Alex Katz

 
 

 
 

Bill 2, 2019
7540 Fay Avenue

13' 9" x 47' 3"
Larry & Tammy Hershfield, Hal & Debby Jacobs – Wall Sponsors

Alex Katz’s mural, Bill 2, celebrates Bill T. Jones, one of the most noted and recognized modern-dance choreographers of our time. Executed in Katz’s bold and simplified signature style, Bill 2 depicts Jones’ visage, through a series of distinct expressions. The repetition of his face has a cinematic and lyrical quality, reinforcing his place in the world of dance, music and film. Portions of the face are dramatically cropped, giving the viewer only quick and gestural glimpses of Jones. Bill 2, is a striking homage to two artists, Katz and Jones, both renowned in their respective fields of visual and performing arts. The mural’s proximity to the new Conrad Prebys Performing Arts Center gives a nod to the interconnected worlds of art, music, and dance.

Alex Katz is an American figurative artist best known for his paintings, sculptures, and prints. Katz was born in 1927 in Brooklyn and raised in St. Albans, Queens. He studied art at The Cooper Union, New York, and the Skowhegan School of Painting and Sculpture in Maine. In the early 1960s, influenced by films, television, and billboard advertising, Katz began making large-scale paintings with cropped faces. Working almost equally in portraiture and landscape, his recognizable style incorporates bright colors and boldly simplified compositions. While most well known for depicting his wife, Ada, many of his other subjects are fellow artists, poets, art critics, and dancers.

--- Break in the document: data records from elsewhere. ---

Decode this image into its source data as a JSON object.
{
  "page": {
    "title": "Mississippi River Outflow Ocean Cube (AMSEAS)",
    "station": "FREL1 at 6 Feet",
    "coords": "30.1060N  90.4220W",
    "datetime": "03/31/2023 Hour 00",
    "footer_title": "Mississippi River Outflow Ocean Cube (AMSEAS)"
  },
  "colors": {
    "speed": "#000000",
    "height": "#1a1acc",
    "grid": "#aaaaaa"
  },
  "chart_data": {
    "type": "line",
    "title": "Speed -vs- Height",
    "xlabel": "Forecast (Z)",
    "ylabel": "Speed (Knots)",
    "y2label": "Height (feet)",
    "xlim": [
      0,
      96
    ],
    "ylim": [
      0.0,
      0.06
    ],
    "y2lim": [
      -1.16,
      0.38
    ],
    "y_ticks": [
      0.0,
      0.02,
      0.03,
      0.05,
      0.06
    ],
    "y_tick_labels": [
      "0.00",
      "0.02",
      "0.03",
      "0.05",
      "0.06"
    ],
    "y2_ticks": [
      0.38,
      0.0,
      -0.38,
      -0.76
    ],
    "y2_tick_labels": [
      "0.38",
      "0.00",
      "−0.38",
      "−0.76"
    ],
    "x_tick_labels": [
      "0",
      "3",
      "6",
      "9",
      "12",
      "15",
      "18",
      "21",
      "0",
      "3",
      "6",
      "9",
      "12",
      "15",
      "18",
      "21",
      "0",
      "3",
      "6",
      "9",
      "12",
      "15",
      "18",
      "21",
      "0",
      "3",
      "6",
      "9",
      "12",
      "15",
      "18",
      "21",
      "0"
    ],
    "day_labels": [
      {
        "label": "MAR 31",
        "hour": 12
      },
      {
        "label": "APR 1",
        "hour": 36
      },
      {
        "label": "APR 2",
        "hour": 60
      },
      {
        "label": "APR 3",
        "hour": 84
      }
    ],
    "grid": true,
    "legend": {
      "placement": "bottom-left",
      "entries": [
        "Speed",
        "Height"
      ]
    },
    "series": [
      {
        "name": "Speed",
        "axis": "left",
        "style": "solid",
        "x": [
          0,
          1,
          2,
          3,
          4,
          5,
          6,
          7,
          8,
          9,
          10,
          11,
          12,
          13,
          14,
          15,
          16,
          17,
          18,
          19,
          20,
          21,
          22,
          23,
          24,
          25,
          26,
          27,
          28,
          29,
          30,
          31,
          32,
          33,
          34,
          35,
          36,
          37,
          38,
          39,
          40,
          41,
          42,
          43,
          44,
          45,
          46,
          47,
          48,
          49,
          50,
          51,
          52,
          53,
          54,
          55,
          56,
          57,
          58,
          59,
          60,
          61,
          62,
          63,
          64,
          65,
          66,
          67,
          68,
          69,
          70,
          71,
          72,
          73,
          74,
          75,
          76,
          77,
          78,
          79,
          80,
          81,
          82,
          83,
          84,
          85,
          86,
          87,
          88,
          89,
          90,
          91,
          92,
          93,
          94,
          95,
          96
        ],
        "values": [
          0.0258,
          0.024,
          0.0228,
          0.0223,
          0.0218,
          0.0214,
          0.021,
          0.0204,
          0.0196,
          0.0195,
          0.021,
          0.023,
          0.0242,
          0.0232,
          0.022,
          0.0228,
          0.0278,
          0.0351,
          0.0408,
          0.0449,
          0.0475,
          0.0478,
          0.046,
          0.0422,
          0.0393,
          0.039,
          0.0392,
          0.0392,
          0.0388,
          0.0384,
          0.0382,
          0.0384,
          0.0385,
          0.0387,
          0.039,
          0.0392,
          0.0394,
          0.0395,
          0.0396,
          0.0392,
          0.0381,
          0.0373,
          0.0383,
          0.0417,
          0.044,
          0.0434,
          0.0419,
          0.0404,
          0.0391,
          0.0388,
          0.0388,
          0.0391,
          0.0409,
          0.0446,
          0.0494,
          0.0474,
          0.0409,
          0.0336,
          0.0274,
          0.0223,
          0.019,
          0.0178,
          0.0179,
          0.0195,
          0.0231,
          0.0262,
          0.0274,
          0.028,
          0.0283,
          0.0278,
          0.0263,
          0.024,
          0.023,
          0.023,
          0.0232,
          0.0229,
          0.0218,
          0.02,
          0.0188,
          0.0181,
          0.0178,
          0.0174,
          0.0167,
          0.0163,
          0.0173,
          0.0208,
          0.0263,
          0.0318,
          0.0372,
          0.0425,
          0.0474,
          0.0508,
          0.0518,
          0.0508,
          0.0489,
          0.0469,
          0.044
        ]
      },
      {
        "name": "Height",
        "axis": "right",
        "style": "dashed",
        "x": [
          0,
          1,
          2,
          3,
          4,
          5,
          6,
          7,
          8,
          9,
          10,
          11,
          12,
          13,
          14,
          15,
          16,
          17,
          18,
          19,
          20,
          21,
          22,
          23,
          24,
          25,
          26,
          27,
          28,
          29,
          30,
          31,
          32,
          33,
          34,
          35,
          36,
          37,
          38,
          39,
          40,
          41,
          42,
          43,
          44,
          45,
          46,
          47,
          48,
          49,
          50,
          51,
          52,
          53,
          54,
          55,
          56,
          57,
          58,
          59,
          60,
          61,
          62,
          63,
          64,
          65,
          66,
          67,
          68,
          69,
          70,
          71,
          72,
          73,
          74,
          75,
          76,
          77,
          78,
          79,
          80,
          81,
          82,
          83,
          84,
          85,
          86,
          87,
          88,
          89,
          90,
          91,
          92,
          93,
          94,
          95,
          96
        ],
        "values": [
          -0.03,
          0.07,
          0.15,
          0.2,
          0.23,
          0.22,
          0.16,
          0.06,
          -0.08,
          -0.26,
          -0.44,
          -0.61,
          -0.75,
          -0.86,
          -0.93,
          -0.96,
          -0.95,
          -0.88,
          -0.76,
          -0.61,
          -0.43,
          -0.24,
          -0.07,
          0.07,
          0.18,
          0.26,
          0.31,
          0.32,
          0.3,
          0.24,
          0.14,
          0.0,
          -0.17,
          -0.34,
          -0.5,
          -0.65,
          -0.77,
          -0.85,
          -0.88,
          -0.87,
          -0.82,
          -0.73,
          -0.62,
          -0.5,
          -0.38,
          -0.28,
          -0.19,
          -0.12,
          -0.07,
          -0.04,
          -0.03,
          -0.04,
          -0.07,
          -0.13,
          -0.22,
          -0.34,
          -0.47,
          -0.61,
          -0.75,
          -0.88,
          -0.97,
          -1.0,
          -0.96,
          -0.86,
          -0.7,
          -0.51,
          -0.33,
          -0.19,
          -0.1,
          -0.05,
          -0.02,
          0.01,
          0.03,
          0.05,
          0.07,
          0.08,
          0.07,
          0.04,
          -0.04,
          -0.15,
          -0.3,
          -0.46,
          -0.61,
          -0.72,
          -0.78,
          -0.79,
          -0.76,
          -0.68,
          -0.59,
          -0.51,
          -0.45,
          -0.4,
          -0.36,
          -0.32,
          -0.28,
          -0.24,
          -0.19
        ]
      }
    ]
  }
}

Katz's work has been the subject of more than 200 solo exhibitions and nearly 500 group exhibitions internationally since 1951. His work can be found in over 100 public collections worldwide including the Albright-Knox Art Gallery, Buffalo; The Art Institute of Chicago; the Los Angeles County Museum of Art; The Metropolitan Museum of Art, New York; The Museum of Modern Art, New York; The National Gallery of Art, Washington, D.C.; the Whitney Museum of American Art, New York; the Albertina Graphische Sammelung, Austria; the Musée National d'Art Moderne, Centre Georges Pompidou, Paris, France; The Tate Gallery, London, England and the Museum of Contemporary Art, Tokyo, Japan. Katz lives and works in New York, New York.